Las condiciones de vida prevalecientes han sembrado en las mayorías venezolanas un profundo pragmatismo. La sobrevivencia le ha succionado el espacio a la llamada conciencia política. Encuestas recientes revelan que apenas 15% de los ciudadanos se desvela por el necesario cambio político. Un hallazgo concurrente es que 80% no milita, ni es afecto, ni confía en partido alguno. Como telón de fondo, conseguir El pan nuestro de cada día ocupa el pensar de 9 de cada diez venezolanos.

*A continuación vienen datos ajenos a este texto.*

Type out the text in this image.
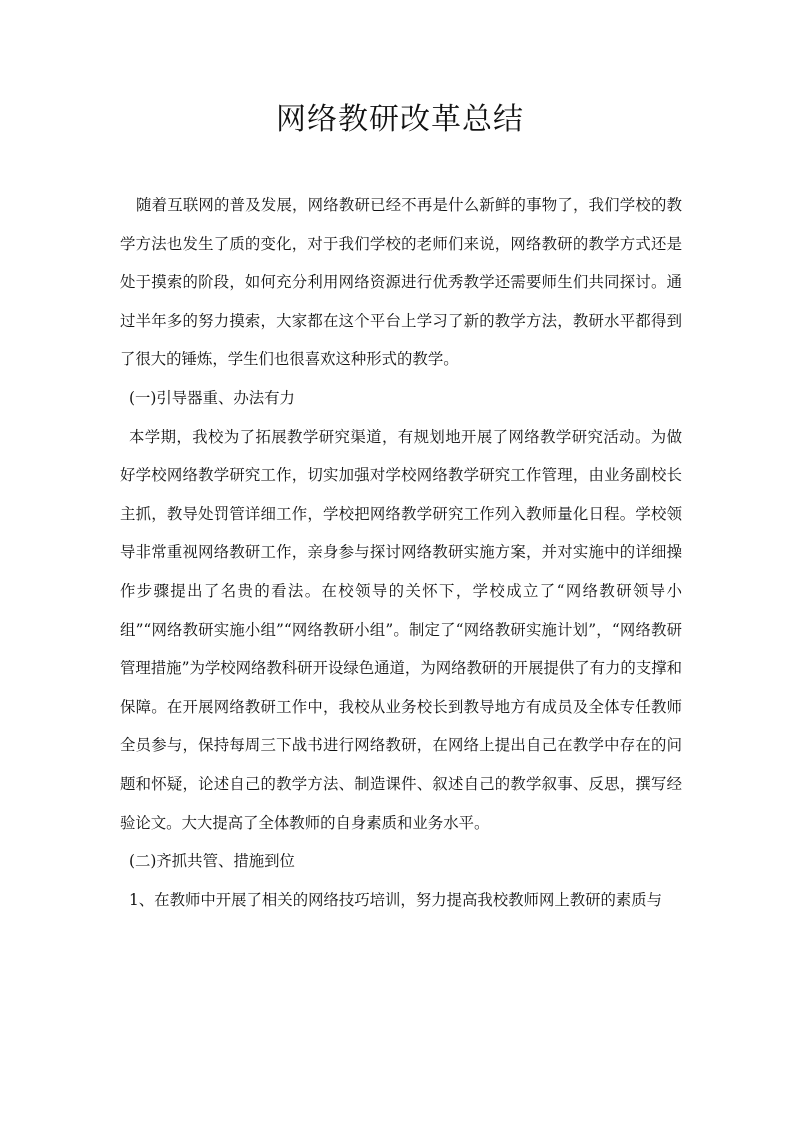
网络教研改革总结

随着互联网的普及发展，网络教研已经不再是什么新鲜的事物了，我们学校的教学方法也发生了质的变化，对于我们学校的老师们来说，网络教研的教学方式还是处于摸索的阶段，如何充分利用网络资源进行优秀教学还需要师生们共同探讨。通过半年多的努力摸索，大家都在这个平台上学习了新的教学方法，教研水平都得到了很大的锤炼，学生们也很喜欢这种形式的教学。

(一)引导器重、办法有力

本学期，我校为了拓展教学研究渠道，有规划地开展了网络教学研究活动。为做好学校网络教学研究工作，切实加强对学校网络教学研究工作管理，由业务副校长主抓，教导处罚管详细工作，学校把网络教学研究工作列入教师量化日程。学校领导非常重视网络教研工作，亲身参与探讨网络教研实施方案，并对实施中的详细操作步骤提出了名贵的看法。在校领导的关怀下，学校成立了“网络教研领导小组”“网络教研实施小组”“网络教研小组”。制定了“网络教研实施计划”，“网络教研管理措施”为学校网络教科研开设绿色通道，为网络教研的开展提供了有力的支撑和保障。在开展网络教研工作中，我校从业务校长到教导地方有成员及全体专任教师全员参与，保持每周三下战书进行网络教研，在网络上提出自己在教学中存在的问题和怀疑，论述自己的教学方法、制造课件、叙述自己的教学叙事、反思，撰写经验论文。大大提高了全体教师的自身素质和业务水平。

(二)齐抓共管、措施到位

1、在教师中开展了相关的网络技巧培训，努力提高我校教师网上教研的素质与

Entre tanto, los engranajes de las maquinarias políticas se desperezan para escoger sus candidatos a las presidenciales de 2024. Acaso, ¿no es esto poner la carreta delante de la mula? ¿Comenzar por escoger candidatos de partidos cuyo liderazgo no se conecta ni empatiza con la vasta mayoría de venezolanos?.
¿Prioritario no sería conformar una alianza sólida que por consenso produzca y ofrezca al país una plataforma de propósitos y soluciones concretas, un compromiso creíble con los ciudadanos para recuperar la República? Es requisito inescapable ganar credibilidad, recuperar cercanía con los electores y, como algo esencial, despertar el entusiasmo que rompa resignación y escepticismo. Entonces procedería –por primarias o consenso– escoger el candidato unitario idóneo responsable de materializar la promesa de cambio.
Esta contienda no es entre los aspirantes de las organizaciones opositoras sino entre la democracia y los causantes de la ruina de la República. El único color de partido que importa es la bandera del país liberado y la oferta de una administración que sirva a sus ciudadanos.
Apuntaba el ilustre catedrático Don Manuel García Pelayo, fundador de la Escuela de Estudios Políticos de la UCV, que el arte de la política exige: “saber qué se quiere, qué se puede, qué hay que hacer y cuándo y cómo hacerlo”.